On Oct 5, 2015 1:28 PM, "Mike Hearn via bitcoin-dev" <bitcoin-dev@lists.linuxfoundation.org> wrote:
>
> Well, let's agree to disagree on these two things:
>
> - I define "working" for a full node as verifying everything; if a node starts skipping bits then I'd say it's not really "working" according to its original design goals
But assuming the hashrate majority has upgraded (and we're using 95% as the miner upgrade confirmation threshold to start activation, so that assumption seems pretty safe), a non-upgraded full node and an upgraded full will converge on what they see: "the most-work valid chain" will be the same for both. A non-upgraded full node wallet waiting for several confirmations (for example, 6 confirmations) will be just as safe as an upgraded one. In that sense, it keeps working. On top of that, nodes (of any kind) can use unknown block version numbers to notify the user or even stop working (the same notification mechanism you would use with hardforks).

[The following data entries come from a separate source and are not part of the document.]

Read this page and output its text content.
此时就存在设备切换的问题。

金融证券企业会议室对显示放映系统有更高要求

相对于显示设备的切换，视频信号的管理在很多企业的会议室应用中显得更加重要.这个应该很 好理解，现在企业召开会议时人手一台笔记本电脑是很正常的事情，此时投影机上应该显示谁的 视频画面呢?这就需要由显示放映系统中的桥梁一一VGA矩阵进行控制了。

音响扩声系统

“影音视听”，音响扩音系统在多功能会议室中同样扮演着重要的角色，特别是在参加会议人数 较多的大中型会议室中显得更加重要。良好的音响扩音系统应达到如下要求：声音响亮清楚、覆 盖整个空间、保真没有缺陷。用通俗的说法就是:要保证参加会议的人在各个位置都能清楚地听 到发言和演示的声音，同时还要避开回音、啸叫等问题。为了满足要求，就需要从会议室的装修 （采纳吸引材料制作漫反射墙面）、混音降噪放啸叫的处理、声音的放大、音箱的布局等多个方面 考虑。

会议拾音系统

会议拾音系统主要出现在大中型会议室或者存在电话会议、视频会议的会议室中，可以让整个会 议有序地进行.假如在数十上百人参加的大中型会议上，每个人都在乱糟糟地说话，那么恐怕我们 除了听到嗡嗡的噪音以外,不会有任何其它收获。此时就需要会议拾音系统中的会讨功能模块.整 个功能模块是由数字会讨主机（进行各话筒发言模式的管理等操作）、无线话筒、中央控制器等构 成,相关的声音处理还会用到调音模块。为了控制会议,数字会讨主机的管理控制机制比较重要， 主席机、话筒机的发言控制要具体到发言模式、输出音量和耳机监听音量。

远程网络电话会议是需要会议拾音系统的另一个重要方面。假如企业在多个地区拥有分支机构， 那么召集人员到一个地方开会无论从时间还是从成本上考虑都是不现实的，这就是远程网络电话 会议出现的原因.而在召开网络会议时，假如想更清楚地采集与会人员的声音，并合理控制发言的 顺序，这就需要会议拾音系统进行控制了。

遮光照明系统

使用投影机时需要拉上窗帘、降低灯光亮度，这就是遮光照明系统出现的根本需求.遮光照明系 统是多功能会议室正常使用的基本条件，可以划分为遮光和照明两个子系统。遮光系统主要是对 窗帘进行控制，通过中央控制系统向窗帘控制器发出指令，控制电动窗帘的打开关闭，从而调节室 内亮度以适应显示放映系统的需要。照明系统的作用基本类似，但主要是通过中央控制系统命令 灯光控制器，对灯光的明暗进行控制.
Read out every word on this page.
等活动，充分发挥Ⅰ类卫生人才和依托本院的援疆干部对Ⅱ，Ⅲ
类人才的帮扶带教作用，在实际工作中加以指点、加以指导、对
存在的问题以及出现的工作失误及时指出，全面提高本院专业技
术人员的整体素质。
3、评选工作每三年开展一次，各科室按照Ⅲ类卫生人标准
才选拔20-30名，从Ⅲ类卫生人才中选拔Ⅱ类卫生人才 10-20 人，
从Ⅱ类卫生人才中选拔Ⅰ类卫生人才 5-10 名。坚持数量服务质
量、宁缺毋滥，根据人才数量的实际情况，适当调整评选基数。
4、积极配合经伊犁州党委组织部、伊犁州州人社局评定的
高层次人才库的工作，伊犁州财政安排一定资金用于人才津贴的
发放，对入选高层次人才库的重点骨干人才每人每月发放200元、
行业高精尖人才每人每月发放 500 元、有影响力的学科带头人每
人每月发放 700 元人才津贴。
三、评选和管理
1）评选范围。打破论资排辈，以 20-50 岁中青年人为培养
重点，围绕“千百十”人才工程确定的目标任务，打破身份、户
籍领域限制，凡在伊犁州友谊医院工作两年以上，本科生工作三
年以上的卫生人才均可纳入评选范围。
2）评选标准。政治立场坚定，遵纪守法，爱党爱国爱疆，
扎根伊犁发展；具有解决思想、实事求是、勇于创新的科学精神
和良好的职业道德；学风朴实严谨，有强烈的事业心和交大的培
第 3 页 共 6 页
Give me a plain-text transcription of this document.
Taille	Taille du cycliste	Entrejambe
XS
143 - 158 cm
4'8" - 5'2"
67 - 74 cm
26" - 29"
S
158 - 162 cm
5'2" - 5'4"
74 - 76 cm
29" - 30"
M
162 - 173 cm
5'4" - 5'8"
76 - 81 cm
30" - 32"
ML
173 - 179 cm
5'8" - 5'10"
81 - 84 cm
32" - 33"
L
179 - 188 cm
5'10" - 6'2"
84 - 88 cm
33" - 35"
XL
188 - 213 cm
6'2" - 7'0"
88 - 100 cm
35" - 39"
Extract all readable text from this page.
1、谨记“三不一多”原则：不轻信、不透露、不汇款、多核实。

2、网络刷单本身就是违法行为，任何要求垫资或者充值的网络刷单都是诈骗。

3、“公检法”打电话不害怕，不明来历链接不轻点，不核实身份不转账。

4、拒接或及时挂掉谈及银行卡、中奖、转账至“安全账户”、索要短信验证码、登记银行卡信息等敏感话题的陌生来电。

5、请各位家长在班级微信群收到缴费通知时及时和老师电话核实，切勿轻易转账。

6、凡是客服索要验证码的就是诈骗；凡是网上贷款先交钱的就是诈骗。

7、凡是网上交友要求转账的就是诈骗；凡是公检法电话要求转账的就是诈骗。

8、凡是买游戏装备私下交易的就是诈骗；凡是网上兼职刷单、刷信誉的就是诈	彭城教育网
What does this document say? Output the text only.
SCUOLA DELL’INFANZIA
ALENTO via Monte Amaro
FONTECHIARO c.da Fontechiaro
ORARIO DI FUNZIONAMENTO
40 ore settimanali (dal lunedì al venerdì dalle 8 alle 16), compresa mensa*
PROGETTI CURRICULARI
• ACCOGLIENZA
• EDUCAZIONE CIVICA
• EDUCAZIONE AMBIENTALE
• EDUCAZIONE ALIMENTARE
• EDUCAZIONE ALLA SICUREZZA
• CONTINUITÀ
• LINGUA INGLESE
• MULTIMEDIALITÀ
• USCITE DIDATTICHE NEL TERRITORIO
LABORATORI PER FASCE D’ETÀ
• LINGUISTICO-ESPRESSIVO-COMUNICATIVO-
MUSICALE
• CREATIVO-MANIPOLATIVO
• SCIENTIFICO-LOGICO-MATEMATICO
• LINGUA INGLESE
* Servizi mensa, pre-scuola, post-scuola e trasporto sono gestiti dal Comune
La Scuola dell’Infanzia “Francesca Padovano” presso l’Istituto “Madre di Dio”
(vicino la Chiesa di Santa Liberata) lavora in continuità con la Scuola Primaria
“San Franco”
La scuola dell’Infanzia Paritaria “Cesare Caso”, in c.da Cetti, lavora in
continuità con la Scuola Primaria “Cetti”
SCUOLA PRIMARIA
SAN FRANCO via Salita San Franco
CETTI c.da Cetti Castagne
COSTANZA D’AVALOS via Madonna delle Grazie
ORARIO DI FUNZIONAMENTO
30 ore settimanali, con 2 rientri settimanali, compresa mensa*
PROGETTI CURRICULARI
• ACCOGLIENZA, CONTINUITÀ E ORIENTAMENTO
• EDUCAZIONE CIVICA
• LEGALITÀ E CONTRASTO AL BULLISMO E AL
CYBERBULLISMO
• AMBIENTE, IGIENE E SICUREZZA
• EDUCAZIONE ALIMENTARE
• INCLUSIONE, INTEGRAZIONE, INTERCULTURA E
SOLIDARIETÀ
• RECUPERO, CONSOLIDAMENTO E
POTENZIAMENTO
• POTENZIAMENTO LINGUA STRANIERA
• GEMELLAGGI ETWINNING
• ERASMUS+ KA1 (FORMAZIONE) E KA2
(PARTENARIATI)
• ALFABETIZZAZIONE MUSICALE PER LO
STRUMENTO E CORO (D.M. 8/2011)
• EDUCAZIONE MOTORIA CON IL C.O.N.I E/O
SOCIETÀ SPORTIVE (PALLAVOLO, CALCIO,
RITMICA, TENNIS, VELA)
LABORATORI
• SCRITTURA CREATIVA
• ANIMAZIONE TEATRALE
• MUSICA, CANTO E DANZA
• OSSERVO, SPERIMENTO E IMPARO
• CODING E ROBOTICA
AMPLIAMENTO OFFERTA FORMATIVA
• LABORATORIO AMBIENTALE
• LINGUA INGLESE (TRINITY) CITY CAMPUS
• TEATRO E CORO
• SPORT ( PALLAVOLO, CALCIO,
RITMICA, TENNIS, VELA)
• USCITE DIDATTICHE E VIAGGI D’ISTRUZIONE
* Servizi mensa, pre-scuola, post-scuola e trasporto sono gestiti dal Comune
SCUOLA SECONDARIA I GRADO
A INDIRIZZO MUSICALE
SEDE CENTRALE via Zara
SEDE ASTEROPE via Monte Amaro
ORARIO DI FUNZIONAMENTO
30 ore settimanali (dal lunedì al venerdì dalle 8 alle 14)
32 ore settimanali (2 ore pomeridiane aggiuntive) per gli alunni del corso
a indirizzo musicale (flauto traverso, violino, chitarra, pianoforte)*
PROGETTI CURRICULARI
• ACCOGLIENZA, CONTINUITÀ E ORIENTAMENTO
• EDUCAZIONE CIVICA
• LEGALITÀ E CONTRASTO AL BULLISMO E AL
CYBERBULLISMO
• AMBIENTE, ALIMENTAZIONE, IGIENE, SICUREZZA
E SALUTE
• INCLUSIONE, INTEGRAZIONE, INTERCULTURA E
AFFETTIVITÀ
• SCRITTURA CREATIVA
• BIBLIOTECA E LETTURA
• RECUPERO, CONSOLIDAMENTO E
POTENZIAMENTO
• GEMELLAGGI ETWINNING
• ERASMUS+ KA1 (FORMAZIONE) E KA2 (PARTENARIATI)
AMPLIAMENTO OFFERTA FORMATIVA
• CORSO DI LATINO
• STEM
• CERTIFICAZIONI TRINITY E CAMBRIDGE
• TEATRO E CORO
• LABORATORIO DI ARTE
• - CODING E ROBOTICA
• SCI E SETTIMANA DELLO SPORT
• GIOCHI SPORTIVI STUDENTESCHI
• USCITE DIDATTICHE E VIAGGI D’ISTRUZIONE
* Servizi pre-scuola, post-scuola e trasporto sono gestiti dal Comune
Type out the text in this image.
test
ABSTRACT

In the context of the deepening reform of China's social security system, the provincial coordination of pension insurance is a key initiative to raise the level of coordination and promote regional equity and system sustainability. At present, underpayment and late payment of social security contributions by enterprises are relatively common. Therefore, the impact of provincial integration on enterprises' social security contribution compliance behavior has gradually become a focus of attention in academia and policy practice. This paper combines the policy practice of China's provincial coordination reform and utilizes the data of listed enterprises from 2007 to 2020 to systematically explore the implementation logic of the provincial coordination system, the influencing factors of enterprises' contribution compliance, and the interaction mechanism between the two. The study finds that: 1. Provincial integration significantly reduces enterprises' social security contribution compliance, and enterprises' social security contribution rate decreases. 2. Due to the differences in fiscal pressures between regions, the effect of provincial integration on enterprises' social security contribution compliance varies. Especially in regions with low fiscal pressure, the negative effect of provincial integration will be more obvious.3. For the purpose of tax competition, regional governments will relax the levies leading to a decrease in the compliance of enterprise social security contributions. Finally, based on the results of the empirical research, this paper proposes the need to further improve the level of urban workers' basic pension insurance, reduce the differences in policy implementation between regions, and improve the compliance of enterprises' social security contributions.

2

I agree that hardforks are necessary and we should deploy a hardfork asap to show the world they are indeed possible (bip99 proposes a likely uncontroversial one), but I still believe that is clear that softfork deployment is preferrable in many cases like this one.
Are you going to produce a bip65 hardfork alternative to try to convince people of its advantages over bip65 (it is not clear to me how you include a new script operand via hardfork)?